Ah yes, mercy. So easy to ask for, so hard to bestow. So wouldn't be it fabulous if just once, some family values politician who got caught with his lips on a woman who isn't his wife could make the conversation not about him and his mewling need for forgiveness but about some genuine moral lessons in empathy and contrition?

I'm not recommending infidelity as a political career move, but I'm more than ready for a politician to acknowledge that you can't ask for compassion if you're not prepared to dole it out. I'm ready for a Christian values candidate who's clearly gone way off the Christian values family plan to say, you know what? I did a dumb, selfish thing, and I'm super sorry, and what I get now is that shame and blame are not useful tools for social progress. I'm going to treat you, the voters, the way I'm asking you to treat me right now. I'm not going to put you down for the choices you've made in your private life. I'm going to try to conduct my life with honesty and integrity, but I know what it is to fall short in that regard, and I'm not going to be some self-righteous a-hole about it. Let my bonehead move be an opportunity not just to ask you to do me any favor of forgiveness, but to learn to be better at giving it to others, so I can be a better leader. The Bible says, "All have sinned and fall short." That's me, voters.
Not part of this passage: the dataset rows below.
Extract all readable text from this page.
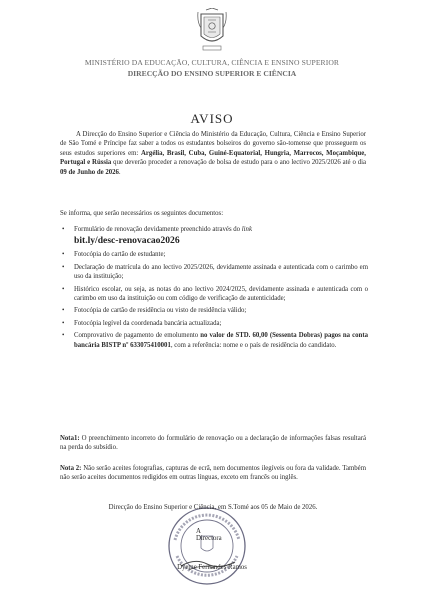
MINISTÉRIO DA EDUCAÇÃO, CULTURA, CIÊNCIA E ENSINO SUPERIOR
DIRECÇÃO DO ENSINO SUPERIOR E CIÊNCIA
AVISO
A Direcção do Ensino Superior e Ciência do Ministério da Educação, Cultura, Ciência e Ensino Superior de São Tomé e Príncipe faz saber a todos os estudantes bolseiros do governo são-tomense que prosseguem os seus estudos superiores em: Argélia, Brasil, Cuba, Guiné-Equatorial, Hungria, Marrocos, Moçambique, Portugal e Rússia que deverão proceder a renovação de bolsa de estudo para o ano lectivo 2025/2026 até o dia 09 de Junho de 2026.
Se informa, que serão necessários os seguintes documentos:
• Formulário de renovação devidamente preenchido através do link
bit.ly/desc-renovacao2026
• Fotocópia do cartão de estudante;
• Declaração de matrícula do ano lectivo 2025/2026, devidamente assinada e autenticada com o carimbo em uso da instituição;
• Histórico escolar, ou seja, as notas do ano lectivo 2024/2025, devidamente assinada e autenticada com o carimbo em uso da instituição ou com código de verificação de autenticidade;
• Fotocópia de cartão de residência ou visto de residência válido;
• Fotocópia legível da coordenada bancária actualizada;
• Comprovativo de pagamento de emolumento no valor de STD. 60,00 (Sessenta Dobras) pagos na conta bancária BISTP nº 633075410001, com a referência: nome e o país de residência do candidato.
Nota1: O preenchimento incorreto do formulário de renovação ou a declaração de informações falsas resultará na perda do subsídio.
Nota 2: Não serão aceites fotografias, capturas de ecrã, nem documentos ilegíveis ou fora da validade. Também não serão aceites documentos redigidos em outras línguas, exceto em francês ou inglês.
Direcção do Ensino Superior e Ciência, em S.Tomé aos 05 de Maio de 2026.
A Directora
Dyeme Fernandes Ramos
Man, I'd vote for that guy. I'd vote for someone who has made mistakes and figured out from them how to be a better human being over the one who's busy condemning everyone whose personal life doesn't match his own public image. Meanwhile, what Vance McAllister seems still not to get is that this isn't just about "earning back the trust," because, really, he doesn't need to make amends for his private makeout sessions to anybody other than his family and Ms. Peacock's. What he needs to do is man up and show what it means to learn from your mistakes, instead of just hollowly apologizing for them.


By Mary Elizabeth Williams

Mary Elizabeth Williams is a senior writer for Salon and author of "A Series of Catastrophes & Miracles."